Big blue fish rarely come into the bay or along the shore. Divers are finding lionfish around wrecks. More and more tripletail are being caught. Species like speckled trout and puppy drum have wintered in the area for years now when they rarely did ages ago.

And while it’s not anything brand new, the summer arrival of at least one manatee still leaves you scratching your noggin’.

But there it is, cruising around the shorelines of Rudee Inlet. There are rumors of the Rudee manatee or others that also made the trip from Florida showing in Lynnhaven Inlet and other coastal tributaries.

According to the Florida Fish and Wildlife Conservation Commission’s “A Boater’s Guide to Living with Manatees,” these large mammals can live to be 60+ years old and are extremely slow swimmers. Also known as sea cows because of their size, it’s also believed that early visitors to the Sunshine State mistook them for mermaids.

The FFWCC recommends that humans don’t try to touch manatees since they’re federally protected. The number one cause of mortality is being hit by boats, which is why idling speed is as fast as you want to go around them.

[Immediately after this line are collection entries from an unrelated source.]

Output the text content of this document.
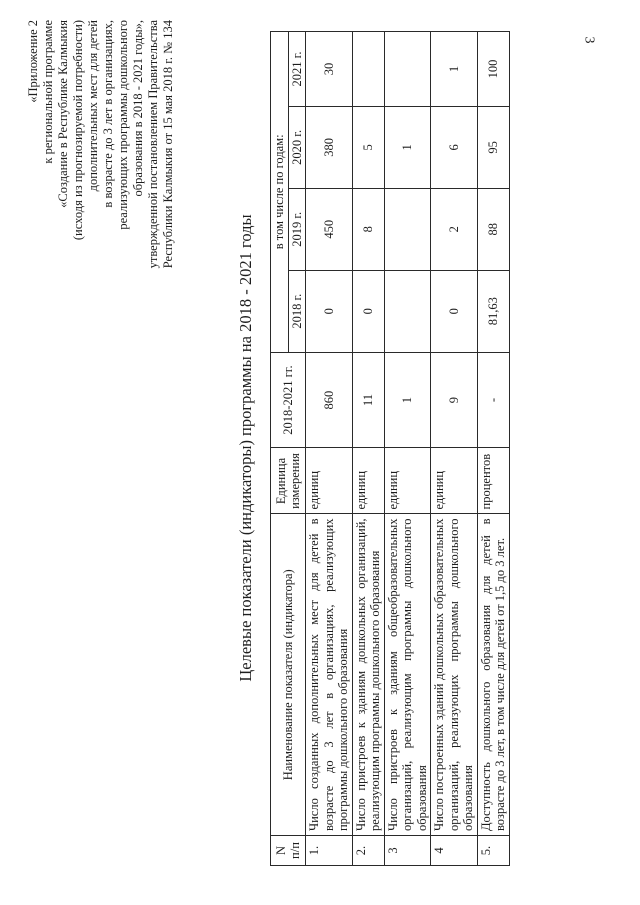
3
«Приложение 2 к региональной программе «Создание в Республике Калмыкия (исходя из прогнозируемой потребности) дополнительных мест для детей в возрасте до 3 лет в организациях, реализующих программы дошкольного образования в 2018 - 2021 годы», утвержденной постановлением Правительства Республики Калмыкия от 15 мая 2018 г. № 134
Целевые показатели (индикаторы) программы на 2018 - 2021 годы
N п/п	Наименование показателя (индикатора)	Единица измерения	2018-2021 гг.	в том числе по годам:			
				2018 г.	2019 г.	2020 г.	2021 г.
1.	Число созданных дополнительных мест для детей в возрасте до 3 лет в организациях, реализующих программы дошкольного образования	единиц	860	0	450	380	30
2.	Число пристроев к зданиям дошкольных организаций, реализующим программы дошкольного образования	единиц	11	0	8	5	
3	Число пристроев к зданиям общеобразовательных организаций, реализующим программы дошкольного образования	единиц	1			1	
4	Число построенных зданий дошкольных образовательных организаций, реализующих программы дошкольного образования	единиц	9	0	2	6	1
5.	Доступность дошкольного образования для детей в возрасте до 3 лет, в том числе для детей от 1,5 до 3 лет.	процентов	-	81,63	88	95	100
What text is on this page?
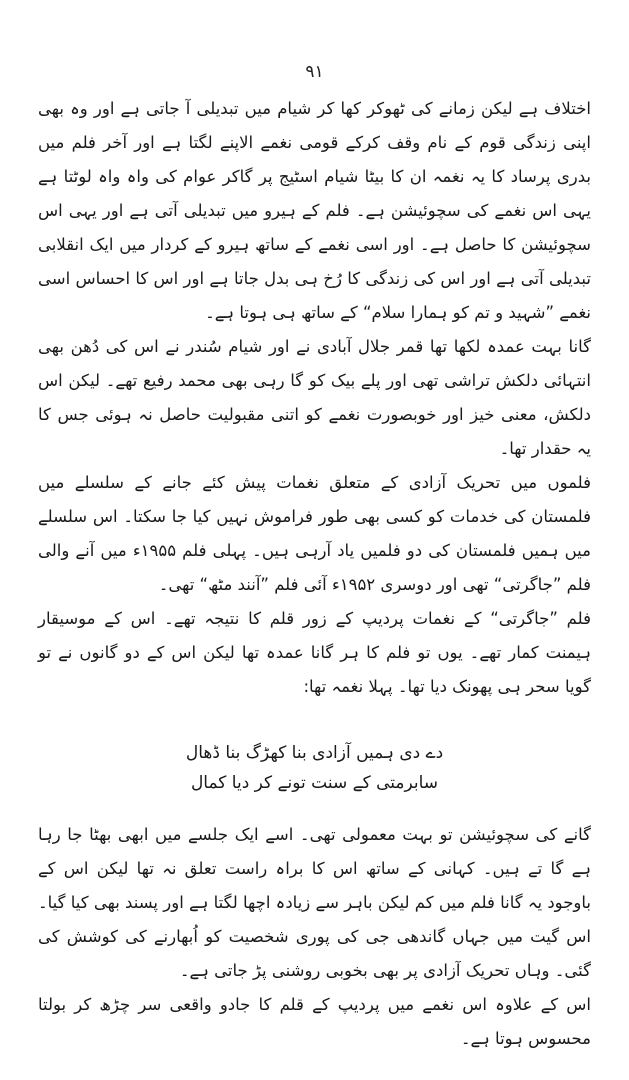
۹۱

اختلاف ہے لیکن زمانے کی ٹھوکر کھا کر شیام میں تبدیلی آ جاتی ہے اور وہ بھی اپنی زندگی قوم کے نام وقف کرکے قومی نغمے الاپنے لگتا ہے اور آخر فلم میں بدری پرساد کا یہ نغمہ ان کا بیٹا شیام اسٹیج پر گاکر عوام کی واہ واہ لوٹتا ہے یہی اس نغمے کی سچوئیشن ہے۔ فلم کے ہیرو میں تبدیلی آتی ہے اور یہی اس سچوئیشن کا حاصل ہے۔ اور اسی نغمے کے ساتھ ہیرو کے کردار میں ایک انقلابی تبدیلی آتی ہے اور اس کی زندگی کا رُخ ہی بدل جاتا ہے اور اس کا احساس اسی نغمے ”شہید و تم کو ہمارا سلام“ کے ساتھ ہی ہوتا ہے۔

گانا بہت عمدہ لکھا تھا قمر جلال آبادی نے اور شیام سُندر نے اس کی دُھن بھی انتہائی دلکش تراشی تھی اور پلے بیک کو گا رہی بھی محمد رفیع تھے۔ لیکن اس دلکش، معنی خیز اور خوبصورت نغمے کو اتنی مقبولیت حاصل نہ ہوئی جس کا یہ حقدار تھا۔

فلموں میں تحریک آزادی کے متعلق نغمات پیش کئے جانے کے سلسلے میں فلمستان کی خدمات کو کسی بھی طور فراموش نہیں کیا جا سکتا۔ اس سلسلے میں ہمیں فلمستان کی دو فلمیں یاد آرہی ہیں۔ پہلی فلم ۱۹۵۵ء میں آنے والی فلم ”جاگرتی“ تھی اور دوسری ۱۹۵۲ء آئی فلم ”آنند مٹھ“ تھی۔

فلم ”جاگرتی“ کے نغمات پردیپ کے زور قلم کا نتیجہ تھے۔ اس کے موسیقار ہیمنت کمار تھے۔ یوں تو فلم کا ہر گانا عمدہ تھا لیکن اس کے دو گانوں نے تو گویا سحر ہی پھونک دیا تھا۔ پہلا نغمہ تھا:

دے دی ہمیں آزادی بنا کھڑگ بنا ڈھال
سابرمتی کے سنت تونے کر دیا کمال

گانے کی سچوئیشن تو بہت معمولی تھی۔ اسے ایک جلسے میں ابھی بھٹا جا رہا ہے گا تے ہیں۔ کہانی کے ساتھ اس کا براہ راست تعلق نہ تھا لیکن اس کے باوجود یہ گانا فلم میں کم لیکن باہر سے زیادہ اچھا لگتا ہے اور پسند بھی کیا گیا۔ اس گیت میں جہاں گاندھی جی کی پوری شخصیت کو اُبھارنے کی کوشش کی گئی۔ وہاں تحریک آزادی پر بھی بخوبی روشنی پڑ جاتی ہے۔

اس کے علاوہ اس نغمے میں پردیپ کے قلم کا جادو واقعی سر چڑھ کر بولتا محسوس ہوتا ہے۔
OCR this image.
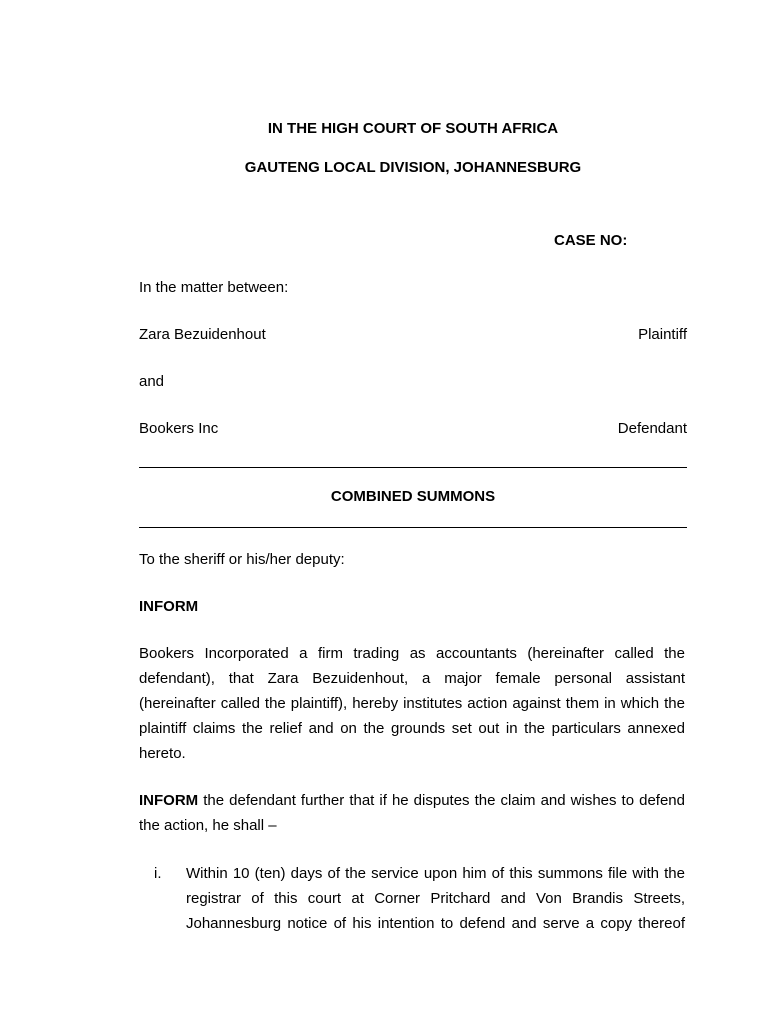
IN THE HIGH COURT OF SOUTH AFRICA
GAUTENG LOCAL DIVISION, JOHANNESBURG
CASE NO:
In the matter between:
Zara Bezuidenhout	Plaintiff
and
Bookers Inc	Defendant
COMBINED SUMMONS
To the sheriff or his/her deputy:
INFORM
Bookers Incorporated a firm trading as accountants (hereinafter called the defendant), that Zara Bezuidenhout, a major female personal assistant (hereinafter called the plaintiff), hereby institutes action against them in which the plaintiff claims the relief and on the grounds set out in the particulars annexed hereto.
INFORM the defendant further that if he disputes the claim and wishes to defend the action, he shall –
i. Within 10 (ten) days of the service upon him of this summons file with the registrar of this court at Corner Pritchard and Von Brandis Streets, Johannesburg notice of his intention to defend and serve a copy thereof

Manatees can’t tolerate water temperatures below 68 degrees, which spells a unique problem for our southern visitors. The sea cow that has been coming to Rudee Inlet for years tends to stay in the area a little too long for its own good. Likely because one of the most important rules is consistently broken.

Interested viewers all too often try to feed and water the manatee – which gets its fresh water from food and shouldn’t be given a drink from the water hose hanging over the dock. Providing food and water causes the animal to seek out more humans willing to do the same.

So when you see one, enjoy it from a safe distance and leave it alone. And who knows, the way things have been going, more of them might make our waters their home in the summer.